In the study, Keller and Geoffrey E.Moore, an Ithaca physician and adjunct graduate faculty member in IC’s Department of Exercise and Sport Sciences, are responsible for orchestrating three years of VO2 max testing at three locations. Moore’s role is to lead the screening of test subjects—10 each year who meet the study’s diagnostic criteria for ME/CFS and 10 healthy control subjects. Keller oversees testing and management of the test data and samples collected at all three sites: an infectious disease clinic in greater Los Angeles, Weill Cornell Medicine in New York City, and the Robert R. Colbert Sr. Wellness Clinic in IC’s Center for Health Sciences, where she also conducts the testing. Each year, 20 subjects will be tested at each site. 
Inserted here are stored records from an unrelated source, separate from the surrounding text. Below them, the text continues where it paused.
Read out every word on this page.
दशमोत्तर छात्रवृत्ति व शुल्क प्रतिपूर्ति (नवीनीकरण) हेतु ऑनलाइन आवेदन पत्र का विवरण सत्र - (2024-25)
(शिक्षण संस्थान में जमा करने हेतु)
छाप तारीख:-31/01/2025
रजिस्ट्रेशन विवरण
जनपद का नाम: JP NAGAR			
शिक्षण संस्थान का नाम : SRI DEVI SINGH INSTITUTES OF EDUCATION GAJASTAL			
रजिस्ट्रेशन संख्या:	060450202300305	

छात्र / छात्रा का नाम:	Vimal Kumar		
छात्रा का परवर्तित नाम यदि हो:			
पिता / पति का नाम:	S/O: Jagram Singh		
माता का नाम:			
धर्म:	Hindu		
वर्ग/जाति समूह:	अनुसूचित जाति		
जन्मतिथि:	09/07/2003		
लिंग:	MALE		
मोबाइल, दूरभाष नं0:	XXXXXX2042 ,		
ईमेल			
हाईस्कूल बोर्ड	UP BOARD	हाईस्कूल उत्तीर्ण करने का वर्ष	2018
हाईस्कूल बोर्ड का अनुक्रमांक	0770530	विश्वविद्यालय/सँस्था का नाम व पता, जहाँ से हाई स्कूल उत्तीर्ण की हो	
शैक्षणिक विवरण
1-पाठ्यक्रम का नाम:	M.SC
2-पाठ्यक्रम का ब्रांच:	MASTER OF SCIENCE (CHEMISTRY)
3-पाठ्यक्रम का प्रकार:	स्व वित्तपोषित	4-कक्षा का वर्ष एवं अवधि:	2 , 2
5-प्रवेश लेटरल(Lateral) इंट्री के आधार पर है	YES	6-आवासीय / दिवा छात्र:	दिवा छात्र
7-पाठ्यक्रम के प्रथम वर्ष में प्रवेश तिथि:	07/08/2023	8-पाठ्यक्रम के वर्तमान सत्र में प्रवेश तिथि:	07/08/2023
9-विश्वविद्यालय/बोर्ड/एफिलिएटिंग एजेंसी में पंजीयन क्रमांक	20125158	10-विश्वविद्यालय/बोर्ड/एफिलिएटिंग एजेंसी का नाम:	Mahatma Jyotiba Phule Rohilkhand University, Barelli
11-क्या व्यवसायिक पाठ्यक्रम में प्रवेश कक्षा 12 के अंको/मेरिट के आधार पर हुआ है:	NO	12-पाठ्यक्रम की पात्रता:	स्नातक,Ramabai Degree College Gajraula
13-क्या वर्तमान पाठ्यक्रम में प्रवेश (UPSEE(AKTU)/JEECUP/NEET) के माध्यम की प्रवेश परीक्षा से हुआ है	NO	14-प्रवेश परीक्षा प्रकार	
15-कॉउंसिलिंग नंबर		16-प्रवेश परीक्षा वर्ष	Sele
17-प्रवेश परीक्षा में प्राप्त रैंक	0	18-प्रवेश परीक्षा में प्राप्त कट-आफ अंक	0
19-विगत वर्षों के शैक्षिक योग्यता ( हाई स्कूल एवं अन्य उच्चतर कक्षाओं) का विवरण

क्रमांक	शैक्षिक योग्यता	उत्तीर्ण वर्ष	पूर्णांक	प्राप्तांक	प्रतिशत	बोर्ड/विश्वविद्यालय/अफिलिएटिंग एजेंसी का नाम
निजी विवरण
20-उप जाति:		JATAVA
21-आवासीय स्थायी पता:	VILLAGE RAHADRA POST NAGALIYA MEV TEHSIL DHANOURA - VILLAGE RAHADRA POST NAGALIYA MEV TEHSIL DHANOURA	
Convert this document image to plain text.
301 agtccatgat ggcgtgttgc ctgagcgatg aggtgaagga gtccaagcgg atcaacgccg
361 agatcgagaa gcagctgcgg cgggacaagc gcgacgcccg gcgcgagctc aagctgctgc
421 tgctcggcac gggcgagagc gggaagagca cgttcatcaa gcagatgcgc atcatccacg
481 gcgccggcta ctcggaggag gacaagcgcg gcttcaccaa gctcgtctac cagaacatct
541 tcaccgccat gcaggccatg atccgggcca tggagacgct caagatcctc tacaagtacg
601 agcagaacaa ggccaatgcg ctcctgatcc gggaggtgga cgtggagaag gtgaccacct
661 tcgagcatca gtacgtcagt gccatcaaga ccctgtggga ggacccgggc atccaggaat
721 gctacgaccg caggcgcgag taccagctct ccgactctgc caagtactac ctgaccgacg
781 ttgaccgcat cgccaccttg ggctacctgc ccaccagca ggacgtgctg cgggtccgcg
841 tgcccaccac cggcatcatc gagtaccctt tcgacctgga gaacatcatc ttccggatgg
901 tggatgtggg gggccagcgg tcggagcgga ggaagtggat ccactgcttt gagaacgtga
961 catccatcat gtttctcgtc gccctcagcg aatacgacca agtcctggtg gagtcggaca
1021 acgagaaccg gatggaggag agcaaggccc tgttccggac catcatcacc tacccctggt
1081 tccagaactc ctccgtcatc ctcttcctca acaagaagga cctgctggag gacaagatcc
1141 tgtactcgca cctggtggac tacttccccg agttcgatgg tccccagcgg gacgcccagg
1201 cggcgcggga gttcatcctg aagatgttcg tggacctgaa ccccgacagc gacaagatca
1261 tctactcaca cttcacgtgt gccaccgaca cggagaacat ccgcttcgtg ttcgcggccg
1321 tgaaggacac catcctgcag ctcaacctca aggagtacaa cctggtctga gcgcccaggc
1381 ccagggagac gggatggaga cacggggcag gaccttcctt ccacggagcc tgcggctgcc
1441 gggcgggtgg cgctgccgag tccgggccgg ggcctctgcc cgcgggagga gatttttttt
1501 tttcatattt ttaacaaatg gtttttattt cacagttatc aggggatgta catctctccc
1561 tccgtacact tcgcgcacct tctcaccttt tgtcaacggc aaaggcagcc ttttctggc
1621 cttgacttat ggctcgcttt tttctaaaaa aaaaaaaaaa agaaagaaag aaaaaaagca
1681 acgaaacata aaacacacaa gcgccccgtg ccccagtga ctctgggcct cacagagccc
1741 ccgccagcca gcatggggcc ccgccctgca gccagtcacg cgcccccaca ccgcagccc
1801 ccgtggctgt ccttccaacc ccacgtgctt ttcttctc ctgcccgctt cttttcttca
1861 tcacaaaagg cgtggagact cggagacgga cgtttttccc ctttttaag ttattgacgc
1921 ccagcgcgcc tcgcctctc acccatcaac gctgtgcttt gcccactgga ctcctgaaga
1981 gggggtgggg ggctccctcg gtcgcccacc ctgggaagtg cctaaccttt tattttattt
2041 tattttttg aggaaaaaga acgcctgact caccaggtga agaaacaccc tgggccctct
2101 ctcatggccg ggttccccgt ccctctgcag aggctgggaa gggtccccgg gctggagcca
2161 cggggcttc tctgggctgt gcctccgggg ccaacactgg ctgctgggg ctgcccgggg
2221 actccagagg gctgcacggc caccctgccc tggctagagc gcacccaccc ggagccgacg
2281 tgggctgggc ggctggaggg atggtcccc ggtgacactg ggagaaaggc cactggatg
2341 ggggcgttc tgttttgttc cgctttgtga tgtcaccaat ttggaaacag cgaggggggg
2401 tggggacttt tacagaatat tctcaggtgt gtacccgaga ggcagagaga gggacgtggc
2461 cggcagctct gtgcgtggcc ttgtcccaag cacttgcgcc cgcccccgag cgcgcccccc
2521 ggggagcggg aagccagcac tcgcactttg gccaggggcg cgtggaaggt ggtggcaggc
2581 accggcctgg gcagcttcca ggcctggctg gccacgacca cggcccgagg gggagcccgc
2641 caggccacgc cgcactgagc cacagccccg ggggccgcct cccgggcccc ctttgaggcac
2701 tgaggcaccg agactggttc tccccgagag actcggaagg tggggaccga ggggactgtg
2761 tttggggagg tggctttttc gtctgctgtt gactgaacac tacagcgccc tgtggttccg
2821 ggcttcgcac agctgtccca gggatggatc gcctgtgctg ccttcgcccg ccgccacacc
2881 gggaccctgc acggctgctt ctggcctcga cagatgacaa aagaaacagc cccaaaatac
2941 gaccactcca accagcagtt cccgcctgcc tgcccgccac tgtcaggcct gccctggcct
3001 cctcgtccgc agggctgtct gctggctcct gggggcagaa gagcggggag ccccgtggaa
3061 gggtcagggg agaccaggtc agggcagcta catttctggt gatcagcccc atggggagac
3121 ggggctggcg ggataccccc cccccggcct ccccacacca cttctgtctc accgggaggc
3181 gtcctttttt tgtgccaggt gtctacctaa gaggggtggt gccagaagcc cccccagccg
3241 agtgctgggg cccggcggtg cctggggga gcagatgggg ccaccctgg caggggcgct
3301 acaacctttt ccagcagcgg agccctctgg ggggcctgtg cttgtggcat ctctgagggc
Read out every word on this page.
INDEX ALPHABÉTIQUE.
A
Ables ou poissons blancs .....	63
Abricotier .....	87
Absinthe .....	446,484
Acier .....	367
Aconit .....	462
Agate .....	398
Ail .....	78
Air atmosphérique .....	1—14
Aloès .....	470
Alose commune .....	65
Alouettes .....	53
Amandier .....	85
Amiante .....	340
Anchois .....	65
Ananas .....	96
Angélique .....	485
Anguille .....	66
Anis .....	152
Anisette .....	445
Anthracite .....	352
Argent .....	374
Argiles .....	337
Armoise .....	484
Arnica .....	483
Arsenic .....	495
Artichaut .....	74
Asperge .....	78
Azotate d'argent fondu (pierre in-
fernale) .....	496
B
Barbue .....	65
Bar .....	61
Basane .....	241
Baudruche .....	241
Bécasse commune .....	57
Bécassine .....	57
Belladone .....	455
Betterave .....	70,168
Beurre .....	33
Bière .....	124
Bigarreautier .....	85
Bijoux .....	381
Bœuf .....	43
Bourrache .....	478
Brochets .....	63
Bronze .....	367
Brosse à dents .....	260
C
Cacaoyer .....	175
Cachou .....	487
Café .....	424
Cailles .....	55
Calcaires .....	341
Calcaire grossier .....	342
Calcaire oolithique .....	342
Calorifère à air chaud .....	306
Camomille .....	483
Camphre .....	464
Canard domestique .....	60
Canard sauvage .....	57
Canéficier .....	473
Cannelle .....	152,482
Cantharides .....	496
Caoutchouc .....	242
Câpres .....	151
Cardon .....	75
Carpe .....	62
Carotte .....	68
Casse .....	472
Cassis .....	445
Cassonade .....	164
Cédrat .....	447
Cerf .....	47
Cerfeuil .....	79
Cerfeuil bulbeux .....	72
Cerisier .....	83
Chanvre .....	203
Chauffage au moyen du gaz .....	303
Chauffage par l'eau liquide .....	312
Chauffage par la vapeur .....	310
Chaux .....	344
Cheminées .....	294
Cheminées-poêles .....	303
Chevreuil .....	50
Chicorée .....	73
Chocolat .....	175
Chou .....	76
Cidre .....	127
For each subject, blood and urine samples are taken before and after each exercise session, and vital signs are measured during the workouts—including electrocardiogram, blood pressure, oxygen saturation, and expired ventilatory gas readings—to determine peak oxygen consumption. At the New York City site, subjects also receive brain scans with magnetic resonance imaging (MRI) equipment and a positron emission tomography (PET) scanner before and after each session. 

The team feeds their samples and test results to three project teams:

  • Maureen Hanson, Cornell professor of molecular biology and genetics and principal investigator of the grant—who is also the leader of the Cornell-based ME/CFS collaborative research center—oversees a team that is investigating the role of extracelular vesicles. These structures carry proteins, lipids, hormones, and ribonucleic acids (RNAs) that can influence cell function. Hanson’s team will examine this content before and after exercise to determine any role the vesicles might play in the disease and also study a vast array of metabolic products. 
  • Andrew Grimson, associate professor of molecular biology and genetics at Cornell, leads a team that will sequence RNA white blood cells before and after exercise to gain insights into immune system responses related to the disease. 
  • Dikoma Shungu, professor of physics in radiology at Weill Cornell Medicine, leads a team that will study the subjects’ brain scan images, looking for signs of neuroinflammation and oxidative stress. Previous studies have suggested that these have a link to ME/CFS symptoms. 

RESULTS OF THE RESEARCH 

All three areas are on the cutting edge of ME/CFS research, Keller said. Extracellular vesicles and metabolomic studies have received very little attention, RNA sequencing is an emerging area, and the brain imaging study is the most exhaustive to date, particularly for viewing images before and after exercise. Keller’s testing began in July and will last for three years. In the final two years of the five-year study, she’ll be involved in data management and analysis, and writing reports and scientific articles related to the study. She’s cautious but optimistic about what they’ll find. 

“I don’t expect that cause and cure will come out of this, though it would be great if it did,” Keller said. “We hope it will lead to a closer understanding of the illness, to making patients’ lives better, so we minimize the effects of the illness if not find what causes and cures it. Finding a biomarker would be a great outcome. When I give talks about this, I say my hope is that I’ll never have to do an exercise test on a patient again.”